In reply to an earlier post on Sep 20, 2010 9:39:38 PM PDT
Last edited by the author on Sep 20, 2010 9:53:25 PM PDT
Gratified to see the various positive responses to my negative review, and that not everybody automatically clicks "helpful" only if they happen to agree with the conclusions on offer.
To clarify a couple points:
It's only the minor characters that I'm saying are "one-dimensional." This isn't to say every character in a novel has to have emotional depth and complexity, but when you have too many characters that seem cartoonish (particularly when they are important to the plot, like Lalith) in a novel that seems to aim explicitly for "realism," you have a problem. The most skilled novelists can make even brief walk-on roles seem nuanced, human, but Franzen's walk-ons are all very clearly "types."
I take the point that the seeds of Walter's meltdown are there all along. (Although the extent to which he's psychologically damaged becomes apparent only very late in the novel when Franzen gets around to detailing his childhood.) However, for me the steps from A to Z weren't convincingly developed. I can't help but compare the characters in Freedom to those in War & Peace (a very high bar, but one Franzen invites by repeatedly invoking the novel) in which the characters change a great deal as they grow older, but we're with them every step of the way.

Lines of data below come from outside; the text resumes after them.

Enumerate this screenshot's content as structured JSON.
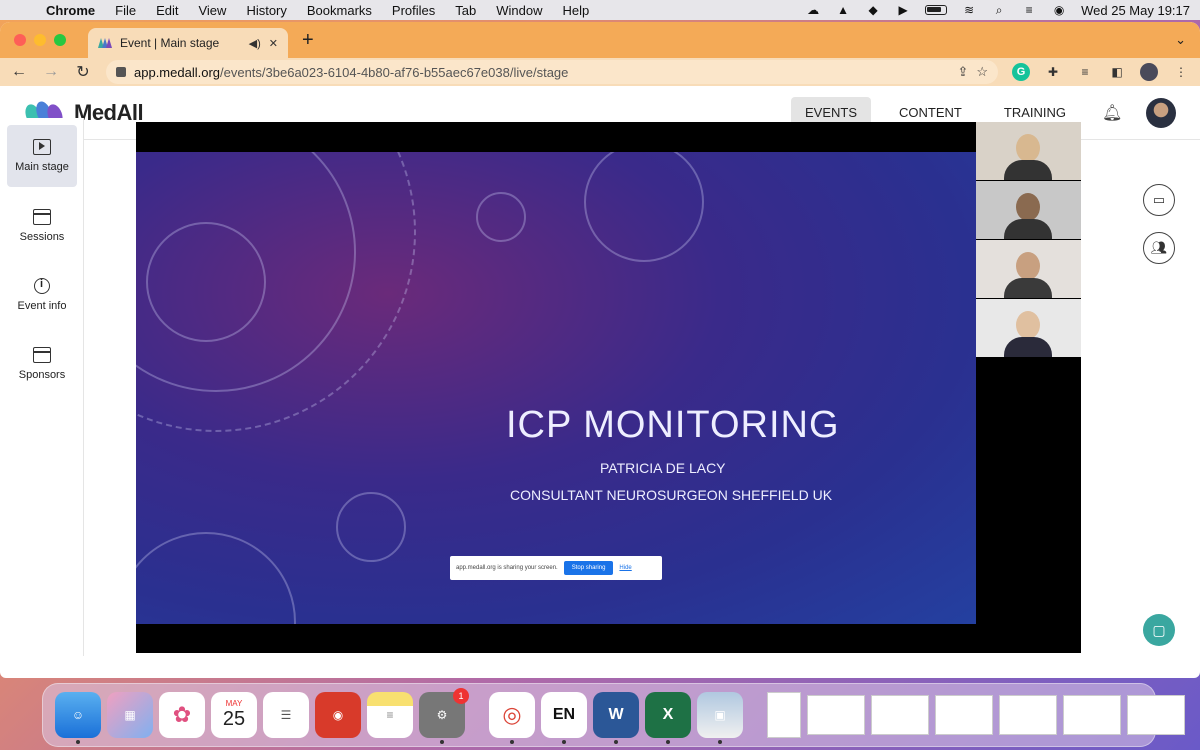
{
  "menubar": {
    "app_name": "Chrome",
    "items": [
      "File",
      "Edit",
      "View",
      "History",
      "Bookmarks",
      "Profiles",
      "Tab",
      "Window",
      "Help"
    ],
    "date_time": "Wed 25 May  19:17"
  },
  "browser": {
    "tab_title": "Event | Main stage",
    "url_domain": "app.medall.org",
    "url_path": "/events/3be6a023-6104-4b80-af76-b55aec67e038/live/stage"
  },
  "app": {
    "logo_text": "MedAll",
    "nav": [
      "EVENTS",
      "CONTENT",
      "TRAINING"
    ],
    "active_nav": "EVENTS"
  },
  "sidebar": {
    "items": [
      {
        "label": "Main stage",
        "icon": "play-screen-icon"
      },
      {
        "label": "Sessions",
        "icon": "calendar-icon"
      },
      {
        "label": "Event info",
        "icon": "info-icon"
      },
      {
        "label": "Sponsors",
        "icon": "calendar-icon"
      }
    ]
  },
  "slide": {
    "title": "ICP MONITORING",
    "presenter": "PATRICIA DE LACY",
    "role": "CONSULTANT NEUROSURGEON SHEFFIELD UK"
  },
  "share_bar": {
    "message": "app.medall.org is sharing your screen.",
    "stop_label": "Stop sharing",
    "hide_label": "Hide"
  },
  "dock": {
    "calendar_month": "MAY",
    "calendar_day": "25",
    "settings_badge": "1",
    "en_label": "EN"
  },
  "colors": {
    "tabbar": "#f4aa57",
    "accent_teal": "#3aa7a0",
    "stop_button": "#1a73e8"
  }
}
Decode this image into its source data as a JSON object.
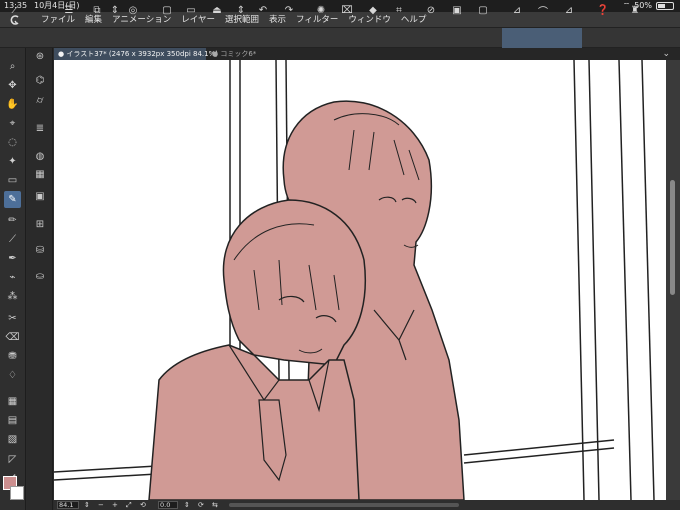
{
  "status_bar": {
    "time": "13:35",
    "date": "10月4日(日)",
    "battery": "50%",
    "battery_level": 0.5
  },
  "menu": {
    "items": [
      "ファイル",
      "編集",
      "アニメーション",
      "レイヤー",
      "選択範囲",
      "表示",
      "フィルター",
      "ウィンドウ",
      "ヘルプ"
    ]
  },
  "tabs": [
    {
      "label": "イラスト37* (2476 x 3932px 350dpi 84.1%)",
      "active": true
    },
    {
      "label": "コミック6*",
      "active": false
    }
  ],
  "navigator": {
    "zoom": "84.1",
    "angle": "0.0"
  },
  "colors": {
    "accent": "#4d6f99",
    "main_color": "#cc8f8f",
    "sub_color": "#ffffff",
    "fill_color": "#d09a95"
  }
}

I understand that this is a structural choice on the part of Franzen -- to show us the beginning and end of Patty and Walter's story and to gloss over the middle (primarily in that first, very short, distanced chapter) -- but it's a choice that doesn't work for me.
In reply to an earlier post on Sep 20, 2010 10:10:23 PM PDT
Interesting, zashibis. Thanks for your response, also well thought out.
Just a comment again about Walter. Franzen started very early in the narrative to plant those seeds of Walter's damage. His dysfunctional family life was rendered pretty early on, and then later continued.
I think Franzen's rich characterizations (rich, for me) came from his ability to stay consistent with the psyche of each character, although the characters evolved. But, I felt that the vectors of change in each character were true to the *fundamentals* of each character.
Lalith a cartoon? That seems a stretch, to think that. I do think that she was a mirror for Patty and Walter. At worst, she is a straw character. But, even then, I do think straw characters have their place, and are not a reflexively negative reflection on the author.
To each his own, of course, viva la difference.
For some reason, this novel rang very true for me, and the prose was liquid. By that, I mean that the rhythm was in perfect sync for my ear. I thought the novel was exquisitely nuanced.
He is not Nabakov, no. But I thought he had a great strength of storytelling and compelling characters.
And, also, remember, the characters were "narrated" though the voice of the very envious neighbors. So, there was more than a dose of Schadenfreude in there!